En France, l'incident aurait probablement été classé 5 sur une échelle de 7, au regard de l’ampleur de la pollution. Le ruthénium-106 a ensuite été détecté au Tatarstan puis dans le sud de la Russie, avant qu'il ne se fixe à partir du 29 septembre dans tous les pays européens, à partir de l'Italie et vers le nord de l'Europe et n'atteigne le Sud-Est de la France le 2 octobre.

carte nuage radiactif1.jpg

Carte IRSN

Pour notre santé, c'est grave ?

Vu les taux relevés en Europe et en France, non, selon l'IRSN. "Parmi les produits de fission, le ruthénium-106 fait partie de ceux les moins disponibles pour l'absorption par les plantes". Le ruthénium n’étant pas un analogue d’un élément biologique essentiel, son absorption par les plantes est faible et les productions animales (lait, viande) ne sont alors que très faiblement contaminées. D’après les estimations de l’Institut, pour cet événement, seuls les champignons cueillis dans une zone de 40 kilomètres autour du site ayant rejeté du ruthénium sont susceptibles de présenter une contamination supérieure aux normes européennes. La Suisse a enregistré une quantité maximum de 1900 micro-Bq/m3. C’est 350 fois inférieur à la limite d’émissions dans l’air fixée pour ce radionucléide dans l’Ordonnance sur la radioprotection. La quantité en France étant 38 fois inférieure à celle de la Suisse, il n’y a par conséquent aucun risque pour la santé de la population française ou suisse, garantit l'IRSN. Ce qui n'est sûrement pas le cas pour les populations russes résidant à proximité du site de l'"incident".
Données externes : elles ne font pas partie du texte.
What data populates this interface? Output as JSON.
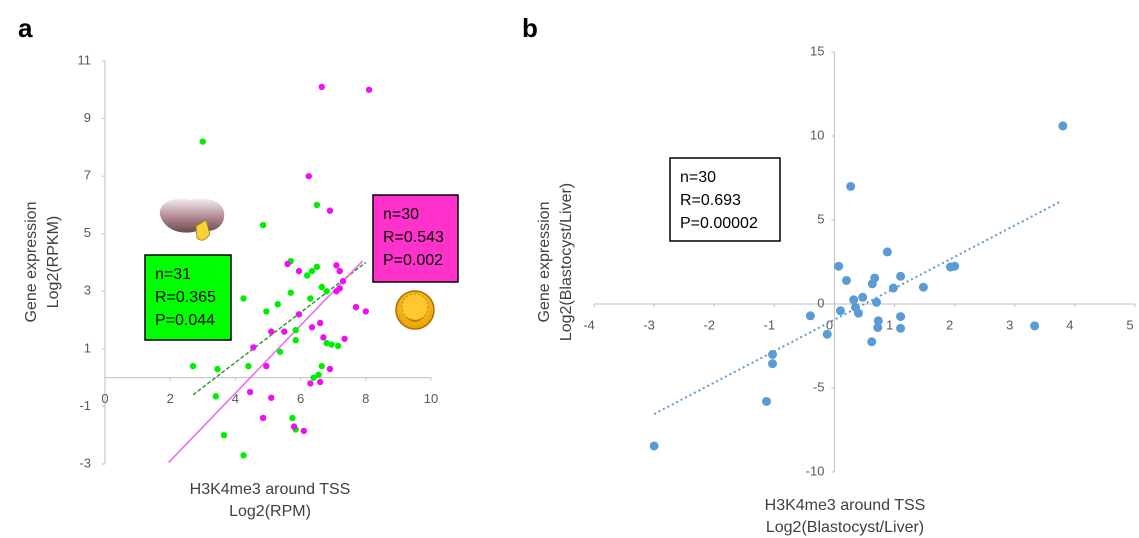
{
  "chart_data": [
    {
      "type": "scatter",
      "panel": "a",
      "xlabel": [
        "H3K4me3 around TSS",
        "Log2(RPM)"
      ],
      "ylabel": [
        "Gene expression",
        "Log2(RPKM)"
      ],
      "xlim": [
        0,
        10
      ],
      "xticks": [
        0,
        2,
        4,
        6,
        8,
        10
      ],
      "ylim": [
        -3,
        11
      ],
      "yticks": [
        -3,
        -1,
        1,
        3,
        5,
        7,
        9,
        11
      ],
      "series": [
        {
          "color": "#00ee00",
          "x": [
            3.0,
            4.85,
            6.5,
            2.7,
            3.45,
            3.4,
            3.65,
            4.25,
            4.25,
            4.95,
            5.3,
            5.37,
            5.7,
            5.7,
            5.85,
            6.2,
            6.35,
            6.5,
            6.3,
            6.65,
            6.8,
            5.85,
            6.55,
            6.65,
            6.4,
            6.8,
            6.95,
            7.15,
            5.75,
            5.85,
            4.4
          ],
          "values": [
            8.2,
            5.3,
            6.0,
            0.4,
            0.3,
            -0.65,
            -2.0,
            -2.7,
            2.75,
            2.3,
            2.55,
            0.9,
            2.95,
            4.05,
            1.65,
            3.55,
            3.7,
            3.85,
            2.75,
            3.15,
            3.0,
            1.3,
            0.1,
            0.4,
            0.0,
            1.2,
            1.15,
            1.1,
            -1.4,
            -1.8,
            0.4
          ]
        },
        {
          "color": "#ee11ee",
          "x": [
            6.65,
            8.1,
            6.25,
            6.9,
            5.6,
            5.95,
            7.1,
            7.2,
            7.3,
            7.1,
            5.1,
            5.5,
            4.55,
            6.35,
            6.6,
            6.7,
            7.35,
            7.7,
            8.0,
            5.95,
            4.95,
            4.45,
            4.85,
            5.1,
            5.8,
            6.1,
            6.3,
            6.6,
            6.9,
            7.2
          ],
          "values": [
            10.1,
            10.0,
            7.0,
            5.8,
            3.95,
            3.7,
            3.9,
            3.7,
            3.35,
            3.0,
            1.6,
            1.6,
            1.05,
            1.75,
            1.9,
            1.4,
            1.35,
            2.45,
            2.3,
            2.2,
            0.4,
            -0.5,
            -1.4,
            -0.7,
            -1.7,
            -1.85,
            -0.2,
            -0.15,
            0.3,
            3.1
          ]
        }
      ],
      "trendlines": [
        {
          "color": "#339933",
          "x": [
            2.7,
            8.0
          ],
          "y": [
            -0.6,
            4.0
          ]
        },
        {
          "color": "#ee66ee",
          "x": [
            1.95,
            7.9
          ],
          "y": [
            -2.95,
            4.05
          ]
        }
      ],
      "annotations": [
        {
          "lines": [
            "n=31",
            "R=0.365",
            "P=0.044"
          ],
          "color": "#00ff00"
        },
        {
          "lines": [
            "n=30",
            "R=0.543",
            "P=0.002"
          ],
          "color": "#ff33cc"
        }
      ]
    },
    {
      "type": "scatter",
      "panel": "b",
      "xlabel": [
        "H3K4me3 around TSS",
        "Log2(Blastocyst/Liver)"
      ],
      "ylabel": [
        "Gene expression",
        "Log2(Blastocyst/Liver)"
      ],
      "xlim": [
        -4,
        5
      ],
      "xticks": [
        -4,
        -3,
        -2,
        -1,
        0,
        1,
        2,
        3,
        4,
        5
      ],
      "ylim": [
        -10,
        15
      ],
      "yticks": [
        -10,
        -5,
        0,
        5,
        10,
        15
      ],
      "series": [
        {
          "color": "#5b9bd5",
          "x": [
            3.8,
            0.27,
            0.88,
            0.07,
            0.2,
            0.67,
            0.63,
            1.1,
            1.93,
            2.0,
            1.48,
            0.98,
            0.7,
            0.47,
            0.35,
            0.4,
            0.1,
            -0.4,
            0.73,
            0.72,
            1.1,
            1.1,
            0.62,
            3.33,
            -0.12,
            -1.03,
            -1.03,
            -1.13,
            -3.0,
            0.32
          ],
          "values": [
            10.6,
            7.0,
            3.1,
            2.25,
            1.4,
            1.55,
            1.2,
            1.65,
            2.2,
            2.25,
            1.0,
            0.95,
            0.1,
            0.4,
            -0.2,
            -0.55,
            -0.4,
            -0.7,
            -1.0,
            -1.4,
            -0.75,
            -1.45,
            -2.25,
            -1.3,
            -1.8,
            -3.0,
            -3.55,
            -5.8,
            -8.45,
            0.25
          ]
        }
      ],
      "trendlines": [
        {
          "color": "#5b9bd5",
          "x": [
            -3.0,
            3.76
          ],
          "y": [
            -6.55,
            6.1
          ]
        }
      ],
      "annotations": [
        {
          "lines": [
            "n=30",
            "R=0.693",
            "P=0.00002"
          ],
          "color": "#ffffff"
        }
      ]
    }
  ]
}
Dans un communiqué publié sur son site internet, Greenpeace Russie a appelé Rosatom à « mener une enquête approfondie et à publier des données sur les évènements arrivés à Maïak ». » L'ONG a ajouté qu'elle enverrait une lettre au parquet pour demander l’ouverture d’une enquête sur la dissimulation éventuelle d’un incident nucléaire », ajoute ce communiqué publié sur le site internet de l’association. Ce mardi, au lendemain des déclarations de l’agence de météorologie Rosguidromet, le conglomérat nucléaire public russe Rosatom a affirmé que la Russie n'avait enregistré aucun incident ni panne sur ses installations nucléaires... Contradictions, mensonges... Têtus, les Russes.